The question is whether you’re brave enough to listen
I wasn’t. Not at first.
Early in my work facilitating leadership retreats, I learned this lesson the hard way, from my own fear.
I was about to demonstrate a focusing practice to a group. My body knew it
was the right moment. Something deep inside said This is the moment.
Be vulnerable. Demonstrate.
But fear paralyzed me.
So instead of demonstrating, instead of being vulnerable
I instructed. I told the group to do the exercise themselves.
The resistance I got back was immediate.
Years later, the same kind of moment.
This time I listened.
I stopped the session and said: Something feels off.
I don’t know what. But I feel it.
No data. No framework.
Just the courage to trust my inner knowing out loud.
Be vulnerable.
A participant finally said what she’d been holding in silence the whole retreat.
The room cracked open.
The magic occurred. The transformation happened in that moment.
And something in my body released, too.
According to Yale Insights, 85% of CEOs rely on intuition for major decisions.
And yet, most leadership development still trains the mind.
Not the body.
Not the inner knowing.
This is what no AI will ever replicate.
The willingness to feel what’s true – and act from it anyway.

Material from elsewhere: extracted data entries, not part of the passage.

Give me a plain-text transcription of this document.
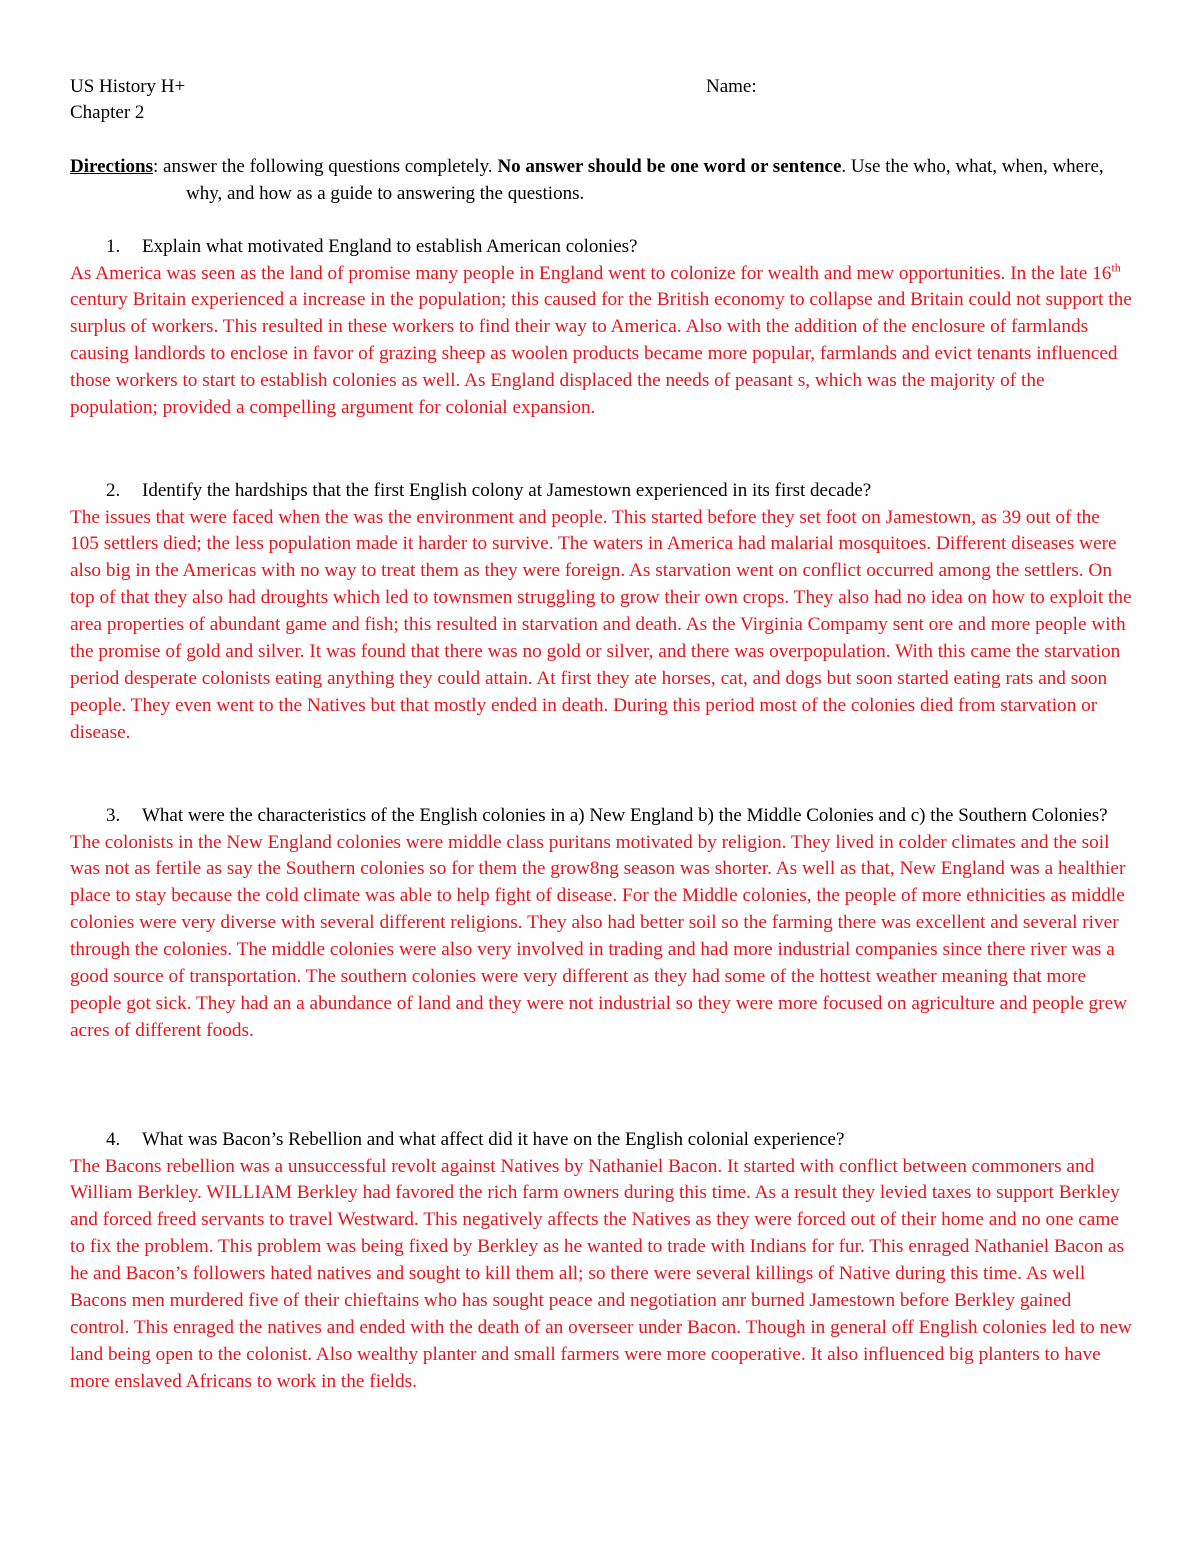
US History H+
Chapter 2
Name:
Directions: answer the following questions completely. No answer should be one word or sentence. Use the who, what, when, where, why, and how as a guide to answering the questions.
1. Explain what motivated England to establish American colonies?

As America was seen as the land of promise many people in England went to colonize for wealth and mew opportunities. In the late 16th century Britain experienced a increase in the population; this caused for the British economy to collapse and Britain could not support the surplus of workers. This resulted in these workers to find their way to America. Also with the addition of the enclosure of farmlands causing landlords to enclose in favor of grazing sheep as woolen products became more popular, farmlands and evict tenants influenced those workers to start to establish colonies as well. As England displaced the needs of peasant s, which was the majority of the population; provided a compelling argument for colonial expansion.

2. Identify the hardships that the first English colony at Jamestown experienced in its first decade?

The issues that were faced when the was the environment and people. This started before they set foot on Jamestown, as 39 out of the 105 settlers died; the less population made it harder to survive. The waters in America had malarial mosquitoes. Different diseases were also big in the Americas with no way to treat them as they were foreign. As starvation went on conflict occurred among the settlers. On top of that they also had droughts which led to townsmen struggling to grow their own crops. They also had no idea on how to exploit the area properties of abundant game and fish; this resulted in starvation and death. As the Virginia Compamy sent ore and more people with the promise of gold and silver. It was found that there was no gold or silver, and there was overpopulation. With this came the starvation period desperate colonists eating anything they could attain. At first they ate horses, cat, and dogs but soon started eating rats and soon people. They even went to the Natives but that mostly ended in death. During this period most of the colonies died from starvation or disease.

3. What were the characteristics of the English colonies in a) New England b) the Middle Colonies and c) the Southern Colonies?

The colonists in the New England colonies were middle class puritans motivated by religion. They lived in colder climates and the soil was not as fertile as say the Southern colonies so for them the grow8ng season was shorter. As well as that, New England was a healthier place to stay because the cold climate was able to help fight of disease. For the Middle colonies, the people of more ethnicities as middle colonies were very diverse with several different religions. They also had better soil so the farming there was excellent and several river through the colonies. The middle colonies were also very involved in trading and had more industrial companies since there river was a good source of transportation. The southern colonies were very different as they had some of the hottest weather meaning that more people got sick. They had an a abundance of land and they were not industrial so they were more focused on agriculture and people grew acres of different foods.

4. What was Bacon’s Rebellion and what affect did it have on the English colonial experience?

The Bacons rebellion was a unsuccessful revolt against Natives by Nathaniel Bacon. It started with conflict between commoners and William Berkley. WILLIAM Berkley had favored the rich farm owners during this time. As a result they levied taxes to support Berkley and forced freed servants to travel Westward. This negatively affects the Natives as they were forced out of their home and no one came to fix the problem. This problem was being fixed by Berkley as he wanted to trade with Indians for fur. This enraged Nathaniel Bacon as he and Bacon’s followers hated natives and sought to kill them all; so there were several killings of Native during this time. As well Bacons men murdered five of their chieftains who has sought peace and negotiation anr burned Jamestown before Berkley gained control. This enraged the natives and ended with the death of an overseer under Bacon. Though in general off English colonies led to new land being open to the colonist. Also wealthy planter and small farmers were more cooperative. It also influenced big planters to have more enslaved Africans to work in the fields.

And in days like the ones we are living through now,
When there are sirens, missiles, tension and anxiety in the air,
It becomes even more meaningful.
Because people bring into the room not only what is spoken,
But also what remains unspoken.
The fear. The worry. The tension held in the body.
And as managers and leaders, sometimes our role is not to solve things immediately
But to be the first ones willing to make space for it.
To say out loud: Something is being felt here.
Even if there are not yet words for it.
That’s not a skill you can download.
That’s presence. That’s wisdom. That’s leadership.
Where are you receiving a clear signal right now – that you’re afraid to trust?